Table des matières
Jean Zay: Softwares for artificial intelligence
Description
The artificial intelligence softwares are installed in conda virtual environments.
These environments can be supplemented upon request to the IDRIS support team (assist@idris.fr).
Since support for Python version 2.7 ended on 01/01/2020, we are only installing new software versions for Python 3 since.
Available softwares
The conda environments which we install are built around several main libraries (PyTorch, TensorFlow, NeMo, etc). They are named after these.
These environments are accessible via the module command. To display the list of available AI modules:
$ module avail pytorch tensorflow nemo [other]
To activate your chosen environment, it is necessary to load the corresponding module. For example, to activate the conda environment containing TensorFlow version 2.5.0, you should load:
$ module load tensorflow-gpu/py3/2.5.0
Once the environment is activated, you can list all the Python packages installed in this environment by using the following commands:
$ pip list $ conda list
Installed versions
To list the versions installed on Jean Zay for a given environment (TensorFlow, PyTorch, caffe or MXNet), you must use the module avail command. For example, regarding TensorFlow:
$ module avail tensorflow
The names of the products appear in the form: <software>-gpu/<python version>/<product version>. Except for MXNet which have been installed after the end of life of Python 2.
For example, TensorFlow version 2.2.0 for Python 3 will be named tensorflow-gpu/py3/2.2.0.
When you load one of these products via the module command, you also load several dependencies: OpenMPI, CUDA, NCCL, cuDNN,… The versions of these dependencies are indicated at the loading of the product. For example :
$ module load tensorflow-gpu/py3/2.2.0 Loading tensorflow-gpu/py3/2.2.0 Loading requirement: cuda/10.1.2 nccl/2.5.6-2-cuda cudnn/7.6.5.32-cuda-10.1 intel-compilers/19.0.4 openmpi/4.0.2-cuda
You are also loading the corresponding Python version (py3 or py2).
Note: New versions can be installed upon request to the IDRIS support team (assist@idris.fr).

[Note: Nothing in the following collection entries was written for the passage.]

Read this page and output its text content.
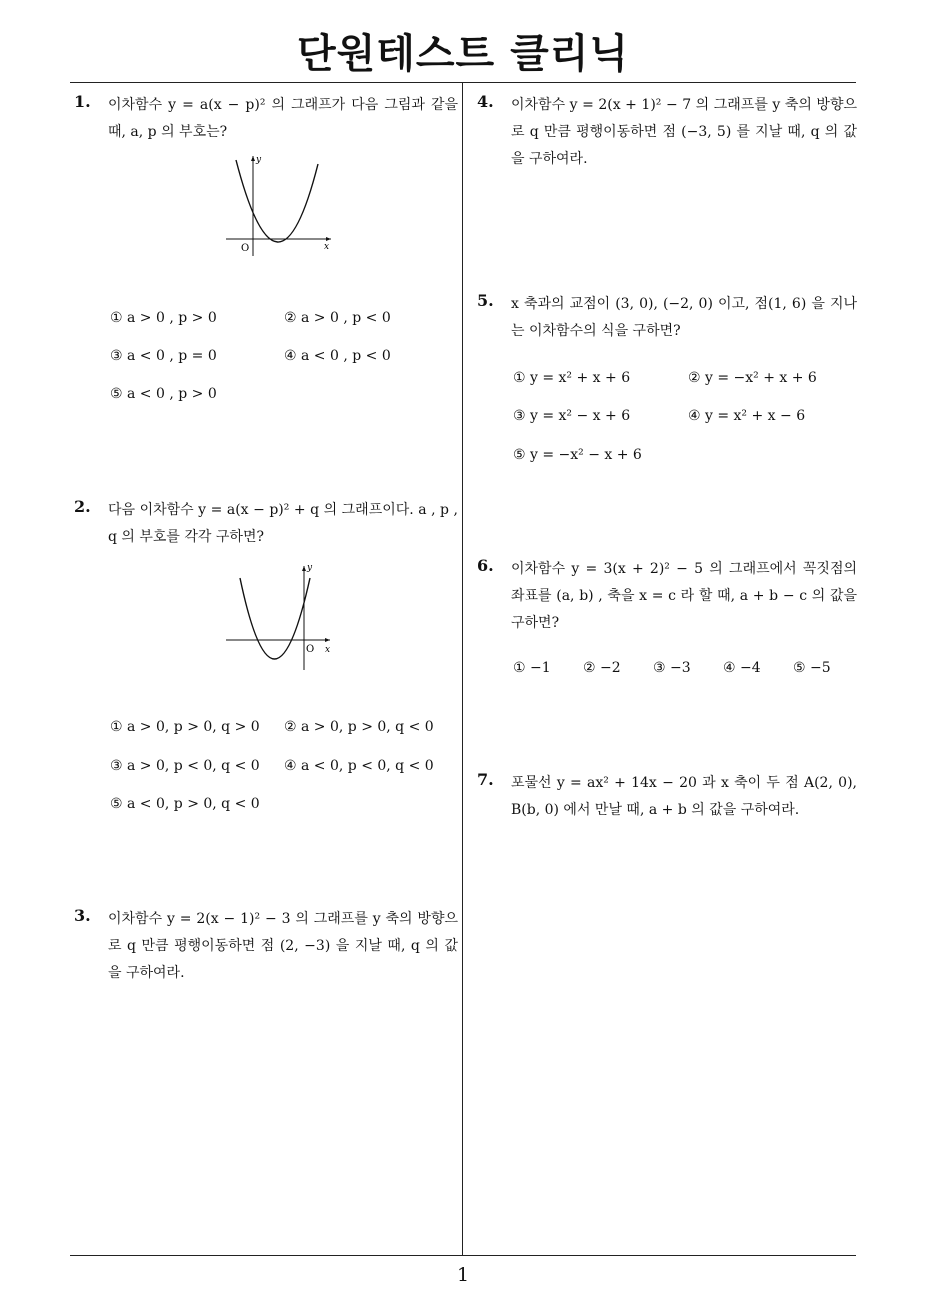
단원테스트 클리닉
1
1. 이차함수 y = a(x − p)² 의 그래프가 다음 그림과 같을 때, a, p 의 부호는?
O	x
y
① a > 0 , p > 0	② a > 0 , p < 0
③ a < 0 , p = 0	④ a < 0 , p < 0
⑤ a < 0 , p > 0
2. 다음 이차함수 y = a(x − p)² + q 의 그래프이다. a , p , q 의 부호를 각각 구하면?
O x
y
① a > 0, p > 0, q > 0 ② a > 0, p > 0, q < 0
③ a > 0, p < 0, q < 0 ④ a < 0, p < 0, q < 0
⑤ a < 0, p > 0, q < 0
3. 이차함수 y = 2(x − 1)² − 3 의 그래프를 y 축의 방향으로 q 만큼 평행이동하면 점 (2, −3) 을 지날 때, q 의 값을 구하여라.
4. 이차함수 y = 2(x + 1)² − 7 의 그래프를 y 축의 방향으로 q 만큼 평행이동하면 점 (−3, 5) 를 지날 때, q 의 값을 구하여라.
5. x 축과의 교점이 (3, 0), (−2, 0) 이고, 점(1, 6) 을 지나는 이차함수의 식을 구하면?
① y = x² + x + 6	② y = −x² + x + 6
③ y = x² − x + 6	④ y = x² + x − 6
⑤ y = −x² − x + 6
6. 이차함수 y = 3(x + 2)² − 5 의 그래프에서 꼭짓점의 좌표를 (a, b) , 축을 x = c 라 할 때, a + b − c 의 값을 구하면?
① −1 ② −2 ③ −3 ④ −4 ⑤ −5
7. 포물선 y = ax² + 14x − 20 과 x 축이 두 점 A(2, 0), B(b, 0) 에서 만날 때, a + b 의 값을 구하여라.
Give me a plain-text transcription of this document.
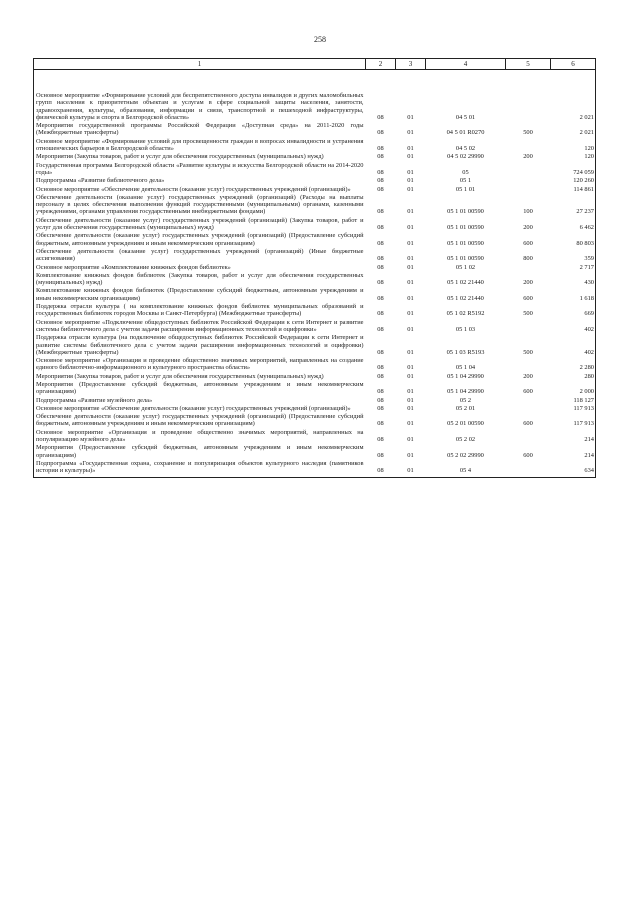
258
1	2	3	4	5	6
Основное мероприятие «Формирование условий для беспрепятственного доступа инвалидов и других маломобильных групп населения к приоритетным объектам и услугам в сфере социальной защиты населения, занятости, здравоохранения, культуры, образования, информации и связи, транспортной и пешеходной инфраструктуры, физической культуры и спорта в Белгородской области»	08	01	04 5 01		2 021
Мероприятия государственной программы Российской Федерации «Доступная среда» на 2011-2020 годы (Межбюджетные трансферты)	08	01	04 5 01 R0270	500	2 021
Основное мероприятие «Формирование условий для просвещенности граждан в вопросах инвалидности и устранения отношенческих барьеров в Белгородской области»	08	01	04 5 02		120
Мероприятия (Закупка товаров, работ и услуг для обеспечения государственных (муниципальных) нужд)	08	01	04 5 02 29990	200	120
Государственная программа Белгородской области «Развитие культуры и искусства Белгородской области на 2014-2020 годы»	08	01	05		724 059
Подпрограмма «Развитие библиотечного дела»	08	01	05 1		120 260
Основное мероприятие «Обеспечение деятельности (оказание услуг) государственных учреждений (организаций)»	08	01	05 1 01		114 861
Обеспечение деятельности (оказание услуг) государственных учреждений (организаций) (Расходы на выплаты персоналу в целях обеспечения выполнения функций государственными (муниципальными) органами, казенными учреждениями, органами управления государственными внебюджетными фондами)	08	01	05 1 01 00590	100	27 237
Обеспечение деятельности (оказание услуг) государственных учреждений (организаций) (Закупка товаров, работ и услуг для обеспечения государственных (муниципальных) нужд)	08	01	05 1 01 00590	200	6 462
Обеспечение деятельности (оказание услуг) государственных учреждений (организаций) (Предоставление субсидий бюджетным, автономным учреждениям и иным некоммерческим организациям)	08	01	05 1 01 00590	600	80 803
Обеспечение деятельности (оказание услуг) государственных учреждений (организаций) (Иные бюджетные ассигнования)	08	01	05 1 01 00590	800	359
Основное мероприятие «Комплектование книжных фондов библиотек»	08	01	05 1 02		2 717
Комплектование книжных фондов библиотек (Закупка товаров, работ и услуг для обеспечения государственных (муниципальных) нужд)	08	01	05 1 02 21440	200	430
Комплектование книжных фондов библиотек (Предоставление субсидий бюджетным, автономным учреждениям и иным некоммерческим организациям)	08	01	05 1 02 21440	600	1 618
Поддержка отрасли культура ( на комплектование книжных фондов библиотек муниципальных образований и государственных библиотек городов Москвы и Санкт-Петербурга) (Межбюджетные трансферты)	08	01	05 1 02 R5192	500	669
Основное мероприятие «Подключение общедоступных библиотек Российской Федерации к сети Интернет и развитие системы библиотечного дела с учетом задачи расширения информационных технологий и оцифровки»	08	01	05 1 03		402
Поддержка отрасли культура (на подключение общедоступных библиотек Российской Федерации к сети Интернет и развитие системы библиотечного дела с учетом задачи расширения информационных технологий и оцифровки) (Межбюджетные трансферты)	08	01	05 1 03 R5193	500	402
Основное мероприятие «Организация и проведение общественно значимых мероприятий, направленных на создание единого библиотечно-информационного и культурного пространства области»	08	01	05 1 04		2 280
Мероприятия (Закупка товаров, работ и услуг для обеспечения государственных (муниципальных) нужд)	08	01	05 1 04 29990	200	280
Мероприятия (Предоставление субсидий бюджетным, автономным учреждениям и иным некоммерческим организациям)	08	01	05 1 04 29990	600	2 000
Подпрограмма «Развитие музейного дела»	08	01	05 2		118 127
Основное мероприятие «Обеспечение деятельности (оказание услуг) государственных учреждений (организаций)»	08	01	05 2 01		117 913
Обеспечение деятельности (оказание услуг) государственных учреждений (организаций) (Предоставление субсидий бюджетным, автономным учреждениям и иным некоммерческим организациям)	08	01	05 2 01 00590	600	117 913
Основное мероприятие «Организация и проведение общественно значимых мероприятий, направленных на популяризацию музейного дела»	08	01	05 2 02		214
Мероприятия (Предоставление субсидий бюджетным, автономным учреждениям и иным некоммерческим организациям)	08	01	05 2 02 29990	600	214
Подпрограмма «Государственная охрана, сохранение и популяризация объектов культурного наследия (памятников истории и культуры)»	08	01	05 4		634
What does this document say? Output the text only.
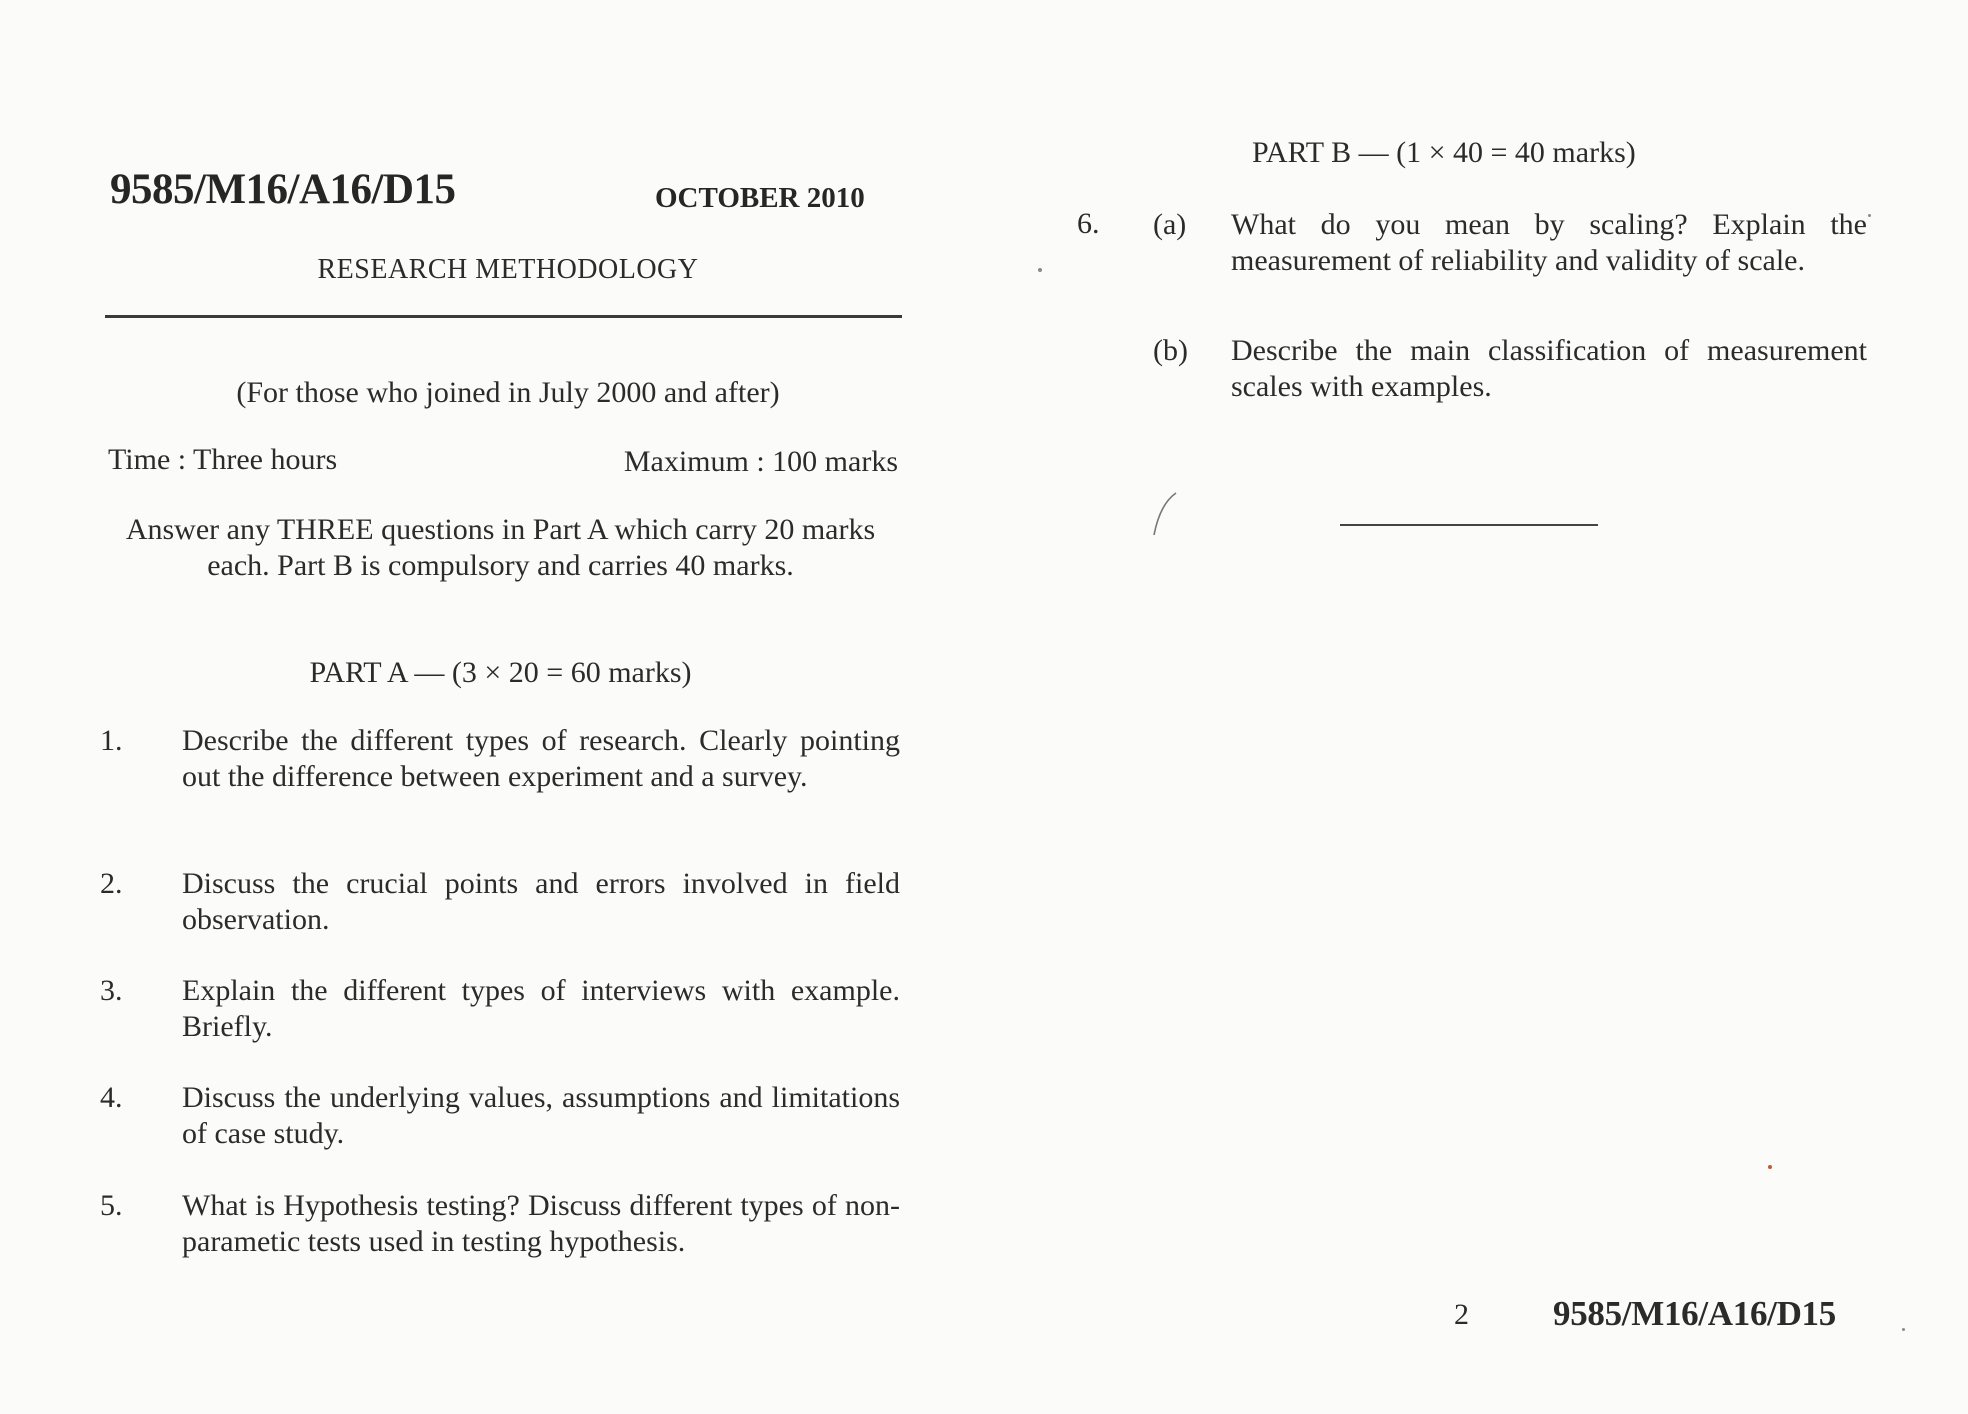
9585/M16/A16/D15	OCTOBER 2010
RESEARCH METHODOLOGY
(For those who joined in July 2000 and after)
Time : Three hours	Maximum : 100 marks
Answer any THREE questions in Part A which carry 20 marks each. Part B is compulsory and carries 40 marks.
PART A — (3 × 20 = 60 marks)
1. Describe the different types of research. Clearly pointing out the difference between experiment and a survey.
2. Discuss the crucial points and errors involved in field observation.
3. Explain the different types of interviews with example. Briefly.
4. Discuss the underlying values, assumptions and limitations of case study.
5. What is Hypothesis testing? Discuss different types of non-parametic tests used in testing hypothesis.
PART B — (1 × 40 = 40 marks)
6. (a) What do you mean by scaling? Explain the measurement of reliability and validity of scale.
(b) Describe the main classification of measurement scales with examples.
2 9585/M16/A16/D15
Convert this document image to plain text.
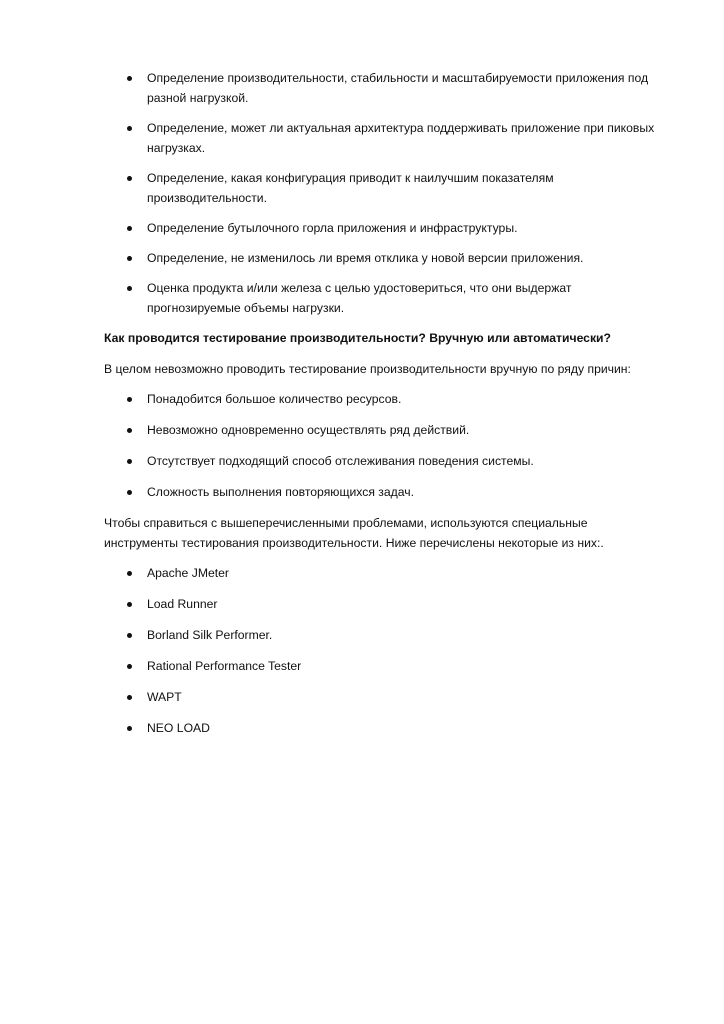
Определение производительности, стабильности и масштабируемости приложения под разной нагрузкой.
Определение, может ли актуальная архитектура поддерживать приложение при пиковых нагрузках.
Определение, какая конфигурация приводит к наилучшим показателям производительности.
Определение бутылочного горла приложения и инфраструктуры.
Определение, не изменилось ли время отклика у новой версии приложения.
Оценка продукта и/или железа с целью удостовериться, что они выдержат прогнозируемые объемы нагрузки.

Как проводится тестирование производительности? Вручную или автоматически?

В целом невозможно проводить тестирование производительности вручную по ряду причин:

Понадобится большое количество ресурсов.
Невозможно одновременно осуществлять ряд действий.
Отсутствует подходящий способ отслеживания поведения системы.
Сложность выполнения повторяющихся задач.

Чтобы справиться с вышеперечисленными проблемами, используются специальные инструменты тестирования производительности. Ниже перечислены некоторые из них:.

Apache JMeter
Load Runner
Borland Silk Performer.
Rational Performance Tester
WAPT
NEO LOAD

🔍 idr_module_search command
The idr_module_search command developed by IDRIS allows you to know which Jean Zay module is best suited to your needs. It allows you to identify which environments contain certain packages, with or without version specification.
Basic syntax
idr_module_search [options] <package_name1> <package_name2> ...
Available options
| Option | Description |
|---|---|
--soft | Activates soft mode. The script returns a module if at least one of the requested packages is present (instead of all). |
--ignore-version | Ignores version specifications during the search. Only the package name match is taken into account. |
--arch <architecture> | Limits the search to a specific architecture. Accepted values are cpu, v100, a100, and h100 (case-insensitive). By default, all architectures are considered. |
-f <chemin> or --file <chemin> | Searches for packages listed in a text file (one package per line). This option is suitable for files of type “requirements.txt”. |
-h or --help | Displays help and exits. |
Examples of use
- Simple search:
idr_module_search numpy - Search for multiple packages:
idr_module_search numpy pandas matplotlib - Soft mode search to find at least one of the requested packages:
idr_module_search --soft numpy pandas - Architecture-filtered search:
idr_module_search --arch a100 tensorflow - Search with version specification:
idr_module_search "numpy>=1.20.0". It is possible to provide a specific version or a constraint. - Search from a “requirements.txt” file of dependencies:
idr_module_search -f requirements.txt
Possible errors
- The command returns nothing when you add a version constraint: make sure you have used quotes (e.g.
"numpy>=2"). - Invalid package name: names must follow the standard format of pip or conda repositories.
Remarks
- Package names can contain special characters like
*or+which are interpreted as regular expression patterns. - If constraints are provided both on the command line and via a file (e.g.
idr_module_search "numpy==1.26.4" -f requirements.txt), those on the command line take precedence over those in the file.
General comments on AI environments
- The
module purge,module switchandmodule unloadcommands do not function with conda. To deactivate a conda environment and activate another one by loading another module, you need to run the following commands:conda deactivate module purge module load <new_environment>
- To use environments compatible with the A100 GPUs, you need to load the following module beforehand:
module load arch/a100
For more informations: Modules compatible with ''gpu_p5'' partition.
- To use environments compatible with the H100 GPUs, you need to load the following module beforehand:
module load arch/h100
For more informations: Modules compatible with ''gpu_p6'' partition.
Important: the H100 software ecosystem is recent and does not support old versions of libraries. We do not plan to install TensorFlow versions lower than 2.17 or PyTorch versions lower than 2.3.1 on this partition. - A conda environment dedicated to the domaine of atomistic simulation is available via the following command:
$ module load atomistic_simulation/py3
You can find more information on the page of associated documentation.